Di dua minggu ini, aku dan Yasmin menjaga jarak dari Sean dengan memasang figur baru pengasuh di rumah kami: Safitri. Seorang pembantu rumah asal Tasikmalaya yang sudah 5 tahun bekerja untuk keluarga Datuk Rustam. Safitri sengaja dikirim oleh Datuk Rustam untuk memomong Sean di rumah kami, menggantikan Makcik Izzah. Safitri berhasil menjalani misi pendekatan khusus dengan Sean. Hari ini adalah waktu yang tepat untuk menyerahkan Sean kepada mereka.
“Hello…Ketemu lagi?” ucap Safitri kepada Sean, menyambut kedatangan kami.
Lalu mengajak Sean bermain petak umpet di sudut kamar. Sementara, aku dan Yasmin duduk tanpa kata di ruang tamu. Aku dan Yasmin hanya berbasa-basi sebentar dengan penyambutan Datuk Rustam. Demi sopan santun kami menyampaikan serah terima Sean kepada keluarga Datuk Rustam. Kami tak ingin berlama-lama di rumah ini. Biarkan Sean beradaptasi dengan rumah ini. Untuk ketiga kalinya dia berkunjung ke rumah ini. Selasa, Kamis dan hari ini, Minggu perpisahan kami. Sebelumnya, Safitri sudah dua kali mengajak ke rumah ini tanpa kami.

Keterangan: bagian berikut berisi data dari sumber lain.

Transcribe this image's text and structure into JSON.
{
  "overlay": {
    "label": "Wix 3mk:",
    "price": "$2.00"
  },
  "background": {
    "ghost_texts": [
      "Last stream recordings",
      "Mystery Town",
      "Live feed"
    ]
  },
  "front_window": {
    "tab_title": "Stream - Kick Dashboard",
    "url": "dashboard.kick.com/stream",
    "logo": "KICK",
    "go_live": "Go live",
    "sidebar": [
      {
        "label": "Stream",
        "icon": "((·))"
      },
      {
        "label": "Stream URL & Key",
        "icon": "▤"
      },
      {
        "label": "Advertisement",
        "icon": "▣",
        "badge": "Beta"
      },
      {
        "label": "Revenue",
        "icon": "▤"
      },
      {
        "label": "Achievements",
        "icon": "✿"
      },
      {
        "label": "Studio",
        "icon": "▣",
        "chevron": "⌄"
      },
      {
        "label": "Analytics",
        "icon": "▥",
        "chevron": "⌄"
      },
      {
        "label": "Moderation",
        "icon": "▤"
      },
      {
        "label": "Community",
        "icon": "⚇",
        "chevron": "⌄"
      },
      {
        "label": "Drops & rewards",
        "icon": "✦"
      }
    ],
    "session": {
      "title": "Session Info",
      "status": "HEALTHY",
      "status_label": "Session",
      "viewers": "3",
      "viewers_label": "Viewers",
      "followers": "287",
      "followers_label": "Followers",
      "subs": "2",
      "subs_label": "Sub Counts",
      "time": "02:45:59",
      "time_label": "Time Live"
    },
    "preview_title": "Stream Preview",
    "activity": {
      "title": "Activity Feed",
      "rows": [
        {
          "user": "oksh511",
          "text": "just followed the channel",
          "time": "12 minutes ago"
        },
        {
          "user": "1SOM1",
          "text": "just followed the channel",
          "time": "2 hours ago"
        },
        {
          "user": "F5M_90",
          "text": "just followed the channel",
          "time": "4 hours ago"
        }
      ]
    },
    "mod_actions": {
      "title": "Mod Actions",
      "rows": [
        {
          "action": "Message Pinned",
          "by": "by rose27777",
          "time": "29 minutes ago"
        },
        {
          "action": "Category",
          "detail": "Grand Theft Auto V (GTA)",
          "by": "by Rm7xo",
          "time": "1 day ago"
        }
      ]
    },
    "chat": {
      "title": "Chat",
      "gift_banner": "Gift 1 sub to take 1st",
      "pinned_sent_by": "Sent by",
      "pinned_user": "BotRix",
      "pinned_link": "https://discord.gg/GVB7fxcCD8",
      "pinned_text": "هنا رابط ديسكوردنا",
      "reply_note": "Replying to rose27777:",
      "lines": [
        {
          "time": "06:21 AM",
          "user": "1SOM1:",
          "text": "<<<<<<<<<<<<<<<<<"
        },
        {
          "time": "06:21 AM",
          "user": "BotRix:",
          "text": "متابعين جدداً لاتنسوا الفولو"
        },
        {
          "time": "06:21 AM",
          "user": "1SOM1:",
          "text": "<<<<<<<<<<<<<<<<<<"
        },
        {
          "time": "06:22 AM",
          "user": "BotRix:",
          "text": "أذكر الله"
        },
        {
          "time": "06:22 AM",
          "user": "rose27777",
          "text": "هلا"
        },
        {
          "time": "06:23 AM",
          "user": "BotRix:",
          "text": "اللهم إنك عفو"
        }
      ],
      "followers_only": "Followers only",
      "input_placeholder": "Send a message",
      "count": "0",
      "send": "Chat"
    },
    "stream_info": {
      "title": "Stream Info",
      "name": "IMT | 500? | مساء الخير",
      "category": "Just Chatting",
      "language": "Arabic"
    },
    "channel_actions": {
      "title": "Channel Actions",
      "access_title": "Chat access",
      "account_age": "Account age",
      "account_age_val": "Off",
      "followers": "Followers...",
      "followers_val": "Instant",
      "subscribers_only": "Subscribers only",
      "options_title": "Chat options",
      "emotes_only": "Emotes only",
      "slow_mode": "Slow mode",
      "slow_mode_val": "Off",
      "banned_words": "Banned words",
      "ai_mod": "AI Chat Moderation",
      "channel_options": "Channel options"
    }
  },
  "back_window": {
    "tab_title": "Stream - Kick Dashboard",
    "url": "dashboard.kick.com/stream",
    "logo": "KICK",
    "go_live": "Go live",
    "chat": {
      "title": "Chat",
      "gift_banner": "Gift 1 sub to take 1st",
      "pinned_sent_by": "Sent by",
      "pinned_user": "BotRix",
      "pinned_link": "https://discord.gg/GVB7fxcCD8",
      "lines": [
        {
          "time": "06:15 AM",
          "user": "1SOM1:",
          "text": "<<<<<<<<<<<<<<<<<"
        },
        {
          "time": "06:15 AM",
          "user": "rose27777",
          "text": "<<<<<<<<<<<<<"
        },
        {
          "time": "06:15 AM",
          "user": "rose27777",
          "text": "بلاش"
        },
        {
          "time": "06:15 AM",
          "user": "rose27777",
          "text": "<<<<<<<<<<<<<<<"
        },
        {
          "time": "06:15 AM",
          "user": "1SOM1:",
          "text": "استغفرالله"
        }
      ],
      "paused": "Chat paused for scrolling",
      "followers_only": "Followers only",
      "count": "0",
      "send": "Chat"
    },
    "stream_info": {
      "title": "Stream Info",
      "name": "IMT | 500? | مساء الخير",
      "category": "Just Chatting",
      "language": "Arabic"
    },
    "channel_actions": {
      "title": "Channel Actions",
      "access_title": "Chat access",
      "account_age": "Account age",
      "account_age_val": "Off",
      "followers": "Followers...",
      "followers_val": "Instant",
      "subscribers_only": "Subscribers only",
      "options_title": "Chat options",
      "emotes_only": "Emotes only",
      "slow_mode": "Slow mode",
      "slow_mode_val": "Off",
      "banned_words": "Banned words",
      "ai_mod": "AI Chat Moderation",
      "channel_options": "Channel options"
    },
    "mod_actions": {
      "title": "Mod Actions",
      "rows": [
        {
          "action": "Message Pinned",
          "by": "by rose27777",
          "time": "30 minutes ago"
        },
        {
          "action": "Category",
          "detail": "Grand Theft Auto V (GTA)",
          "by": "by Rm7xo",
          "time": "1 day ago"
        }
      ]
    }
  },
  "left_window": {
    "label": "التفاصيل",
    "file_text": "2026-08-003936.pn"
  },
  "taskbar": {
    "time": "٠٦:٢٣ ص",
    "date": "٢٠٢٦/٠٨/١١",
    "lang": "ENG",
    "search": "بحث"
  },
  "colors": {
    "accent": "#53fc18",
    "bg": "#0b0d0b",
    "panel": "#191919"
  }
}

Aku dan Yasmin ingin membuktikan bahwa penyerahan Sean kepada keluarga Datuk Rustam bukan karena tekanan hukum. Bukan pula karena takut menghadapi begundal dan preman bayarannya, yang telah berani menghajar Bang Faizal hingga babak-belur. Bukan, bukan itu! Bukan pula karena aku seorang “Indon” lemah di hadapan kesombongan orang Malaysia. Tidak! Sama sekali tidak! Penyerahan Sean bukan pula karena Indon pasti kalah berhadapan dengan Melayu Malaysia, karena sama sekali hal itu tak ada kena-mengenanya dengan kesukuan dan kebangsaan. Bukan pula karena kami minder dan tak percaya diri untuk memberi penghidupan yang layak bagi Sean. Sama sekali tidak! Bisnisku lebih besar daripada bisnis yang dimiliki Razi ayah kandung Sean, meskipun hartaku tak sebanding Datuk Rustam. Mobilku lebih mewah daripada mobil Razi yang pernah dibeli dari koceknya, meski tak sebanding dengan mobil milik Datuk Rustam. Bahkan, pendidikan aku dan Yasmin lebih dari cukup untuk membekali Sean hingga dewasa. Gelar pendidikanku lebih tinggi daripada Razi dan bahkan Datuk Rustam sendiri.
Kalau aku tak memiliki itu semua, maka tak mungkin seorang Indon dapat menikahi perempuan Melayu dari keluarga terhormat. Aku dipandang sejajar dengan mereka. Tak bisa mereka menyamakan aku dengan mayoritas TKW yang menjadi pembantu di rumah-rumah mereka. Mereka boleh membanggakan diri dengan kehebatan bertutur dalam bahasa Inggris di depan pembantu rumah, tapi tidak di hadapanku. Mereka boleh saja menganggap bahwa kemampuan bahasa Inggris sarjana-sarjana Indonesia tidak lebih hebat dari TKW asal Filipina, tapi tidak di hadapanku. Kalau aku dianggap biasa, mengapa aku yang ditunjuk sebagai asisten dosen di UM, bukan kawan Melayu itu?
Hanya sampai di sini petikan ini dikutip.